You have to follow your customers not lead them. Your business will be more reactionary than you are comfortable with (or at least more than I’m comfortable with- that’s why I want the 14 year olds). I expect successful companies will be taking little risks every day in their advertising and promotion, and long term print campaigns will become a thing of the past. The way younger employees work is going to befuddle and annoy you, but you’re the one who will have to adjust.
A senior manager (or owner’s) job has always been to hire the right people and let them do their job. What I’m concerned about is senior managers (or owners) not being clear on just what that job is and how they will know if the employee is or is not doing it. The skate brands got stuck in the past. My perception is that the past is receding way more quickly in snow in 2016 than it did in skate starting in 2003.
I continued to hear too many anecdotal stories at the show about brands, retailers, resorts that won’t make even small, but fundamental changes to the way they run their businesses. We’ve all watched as brands, retailers, resorts have gone out of business.
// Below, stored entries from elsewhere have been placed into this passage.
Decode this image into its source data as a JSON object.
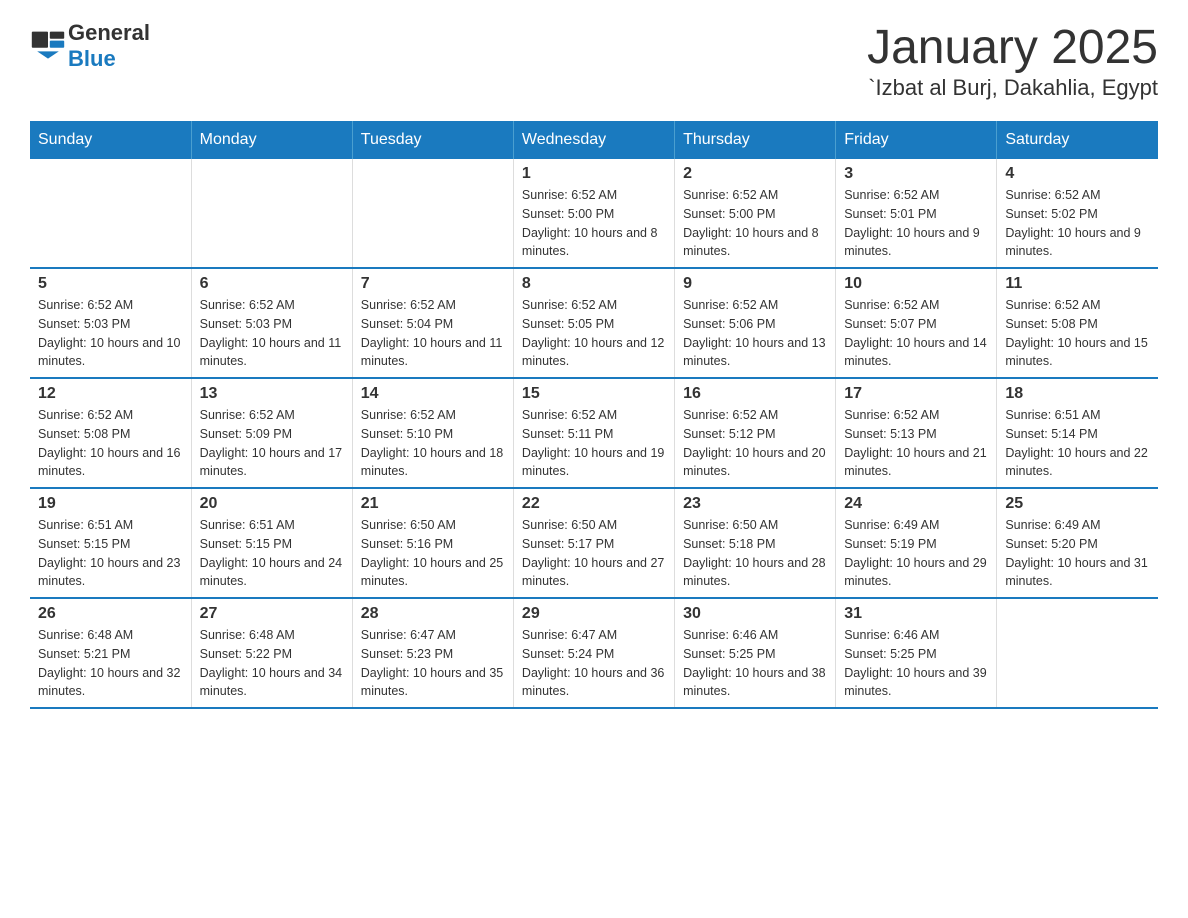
{
  "logo": {
    "text_general": "General",
    "text_blue": "Blue"
  },
  "title": "January 2025",
  "subtitle": "`Izbat al Burj, Dakahlia, Egypt",
  "days_of_week": [
    "Sunday",
    "Monday",
    "Tuesday",
    "Wednesday",
    "Thursday",
    "Friday",
    "Saturday"
  ],
  "weeks": [
    [
      {
        "day": "",
        "info": ""
      },
      {
        "day": "",
        "info": ""
      },
      {
        "day": "",
        "info": ""
      },
      {
        "day": "1",
        "info": "Sunrise: 6:52 AM\nSunset: 5:00 PM\nDaylight: 10 hours and 8 minutes."
      },
      {
        "day": "2",
        "info": "Sunrise: 6:52 AM\nSunset: 5:00 PM\nDaylight: 10 hours and 8 minutes."
      },
      {
        "day": "3",
        "info": "Sunrise: 6:52 AM\nSunset: 5:01 PM\nDaylight: 10 hours and 9 minutes."
      },
      {
        "day": "4",
        "info": "Sunrise: 6:52 AM\nSunset: 5:02 PM\nDaylight: 10 hours and 9 minutes."
      }
    ],
    [
      {
        "day": "5",
        "info": "Sunrise: 6:52 AM\nSunset: 5:03 PM\nDaylight: 10 hours and 10 minutes."
      },
      {
        "day": "6",
        "info": "Sunrise: 6:52 AM\nSunset: 5:03 PM\nDaylight: 10 hours and 11 minutes."
      },
      {
        "day": "7",
        "info": "Sunrise: 6:52 AM\nSunset: 5:04 PM\nDaylight: 10 hours and 11 minutes."
      },
      {
        "day": "8",
        "info": "Sunrise: 6:52 AM\nSunset: 5:05 PM\nDaylight: 10 hours and 12 minutes."
      },
      {
        "day": "9",
        "info": "Sunrise: 6:52 AM\nSunset: 5:06 PM\nDaylight: 10 hours and 13 minutes."
      },
      {
        "day": "10",
        "info": "Sunrise: 6:52 AM\nSunset: 5:07 PM\nDaylight: 10 hours and 14 minutes."
      },
      {
        "day": "11",
        "info": "Sunrise: 6:52 AM\nSunset: 5:08 PM\nDaylight: 10 hours and 15 minutes."
      }
    ],
    [
      {
        "day": "12",
        "info": "Sunrise: 6:52 AM\nSunset: 5:08 PM\nDaylight: 10 hours and 16 minutes."
      },
      {
        "day": "13",
        "info": "Sunrise: 6:52 AM\nSunset: 5:09 PM\nDaylight: 10 hours and 17 minutes."
      },
      {
        "day": "14",
        "info": "Sunrise: 6:52 AM\nSunset: 5:10 PM\nDaylight: 10 hours and 18 minutes."
      },
      {
        "day": "15",
        "info": "Sunrise: 6:52 AM\nSunset: 5:11 PM\nDaylight: 10 hours and 19 minutes."
      },
      {
        "day": "16",
        "info": "Sunrise: 6:52 AM\nSunset: 5:12 PM\nDaylight: 10 hours and 20 minutes."
      },
      {
        "day": "17",
        "info": "Sunrise: 6:52 AM\nSunset: 5:13 PM\nDaylight: 10 hours and 21 minutes."
      },
      {
        "day": "18",
        "info": "Sunrise: 6:51 AM\nSunset: 5:14 PM\nDaylight: 10 hours and 22 minutes."
      }
    ],
    [
      {
        "day": "19",
        "info": "Sunrise: 6:51 AM\nSunset: 5:15 PM\nDaylight: 10 hours and 23 minutes."
      },
      {
        "day": "20",
        "info": "Sunrise: 6:51 AM\nSunset: 5:15 PM\nDaylight: 10 hours and 24 minutes."
      },
      {
        "day": "21",
        "info": "Sunrise: 6:50 AM\nSunset: 5:16 PM\nDaylight: 10 hours and 25 minutes."
      },
      {
        "day": "22",
        "info": "Sunrise: 6:50 AM\nSunset: 5:17 PM\nDaylight: 10 hours and 27 minutes."
      },
      {
        "day": "23",
        "info": "Sunrise: 6:50 AM\nSunset: 5:18 PM\nDaylight: 10 hours and 28 minutes."
      },
      {
        "day": "24",
        "info": "Sunrise: 6:49 AM\nSunset: 5:19 PM\nDaylight: 10 hours and 29 minutes."
      },
      {
        "day": "25",
        "info": "Sunrise: 6:49 AM\nSunset: 5:20 PM\nDaylight: 10 hours and 31 minutes."
      }
    ],
    [
      {
        "day": "26",
        "info": "Sunrise: 6:48 AM\nSunset: 5:21 PM\nDaylight: 10 hours and 32 minutes."
      },
      {
        "day": "27",
        "info": "Sunrise: 6:48 AM\nSunset: 5:22 PM\nDaylight: 10 hours and 34 minutes."
      },
      {
        "day": "28",
        "info": "Sunrise: 6:47 AM\nSunset: 5:23 PM\nDaylight: 10 hours and 35 minutes."
      },
      {
        "day": "29",
        "info": "Sunrise: 6:47 AM\nSunset: 5:24 PM\nDaylight: 10 hours and 36 minutes."
      },
      {
        "day": "30",
        "info": "Sunrise: 6:46 AM\nSunset: 5:25 PM\nDaylight: 10 hours and 38 minutes."
      },
      {
        "day": "31",
        "info": "Sunrise: 6:46 AM\nSunset: 5:25 PM\nDaylight: 10 hours and 39 minutes."
      },
      {
        "day": "",
        "info": ""
      }
    ]
  ]
}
Somebody once wrote, “The biggest risk is taking no risk at all.” Still makes sense to me. What you perceive as risky, or just as too much trouble, isn’t, but only the 14 year old can see that.
The Burton Conundrum
It isn’t any secret that Burton hasn’t been doing as well as it used to. Whether due to issues with distribution or lack of focus, it’s been through a period where it’s not as dominant as it once was. That was widely acknowledged at the show, though by all accounts they still make outstanding product.
I feel strongly both ways about this. On the one hand, there’s no doubt that some other brands have found opportunities as a result, and I like healthy competition+. But at the same time, Burton is closely identified with snowboarding, and with many non-riders, it may be the only pure snowboarding brand name they know. In addition, a number of Burton programs (Learn to Ride comes to mind) have been important in supporting and building snowboarding. As an industry we rely, and I imagine will continue to rely, on their efforts in these areas. A focused and successful Burton is important to the industry.
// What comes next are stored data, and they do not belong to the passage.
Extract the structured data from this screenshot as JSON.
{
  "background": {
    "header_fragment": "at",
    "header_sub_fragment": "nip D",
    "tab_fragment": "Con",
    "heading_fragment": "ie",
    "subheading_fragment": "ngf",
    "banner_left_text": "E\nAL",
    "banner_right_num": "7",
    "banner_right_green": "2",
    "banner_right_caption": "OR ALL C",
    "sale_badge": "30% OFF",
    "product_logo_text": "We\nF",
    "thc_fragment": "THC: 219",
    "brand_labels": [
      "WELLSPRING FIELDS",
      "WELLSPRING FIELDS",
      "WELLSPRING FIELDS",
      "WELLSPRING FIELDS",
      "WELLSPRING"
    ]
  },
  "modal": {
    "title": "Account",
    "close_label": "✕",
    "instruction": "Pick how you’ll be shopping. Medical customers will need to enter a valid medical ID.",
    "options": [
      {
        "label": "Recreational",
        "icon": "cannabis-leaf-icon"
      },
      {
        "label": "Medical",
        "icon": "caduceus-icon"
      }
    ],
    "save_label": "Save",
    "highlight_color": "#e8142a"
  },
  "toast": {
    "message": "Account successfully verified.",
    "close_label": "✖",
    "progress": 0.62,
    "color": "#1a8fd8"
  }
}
Burton also enjoys the benefit of not being a public company. As a result the company’s goals can be (and I perceive have been) not entirely focused on growing revenue every quarter.
So what do I want? My cake and to eat it too of course. I want Burton strong and prosperous. Just not too strong and prosperous.
A Brand Model I Liked
Karakoram has been around six years, but this is the first time I’d had a chance to talk with them. They make high end, split board bindings for use in the backcountry. What do I like about them?
They told me their product improves the way split boards function and the explanation made sense. They sell an expensive, high end product that meets a clear need. They know their target customer group. That group will not be turned off by the price. In fact, I’d guess they associate it with the quality and reliability they require.
Their product development is clearly focused; they only make changes that improve performance. Feels like that might take some costs out of the annual product cycle. Split boards and backcountry seem to be growth markets. Finally, they’ve got a bunch (six?) of patents on their product.
There’s nothing better than a high end product with some barriers to entry in a clearly defined and growing market. How many of those factors does your business have going for it?
Get over the show date change. Use SIA’s data. Don’t follow in the skate industry’s footsteps. Follow your customer. Embrace change since you have no choice. Identify your business’ strengths. Yeah, I know. Easier to say than to do.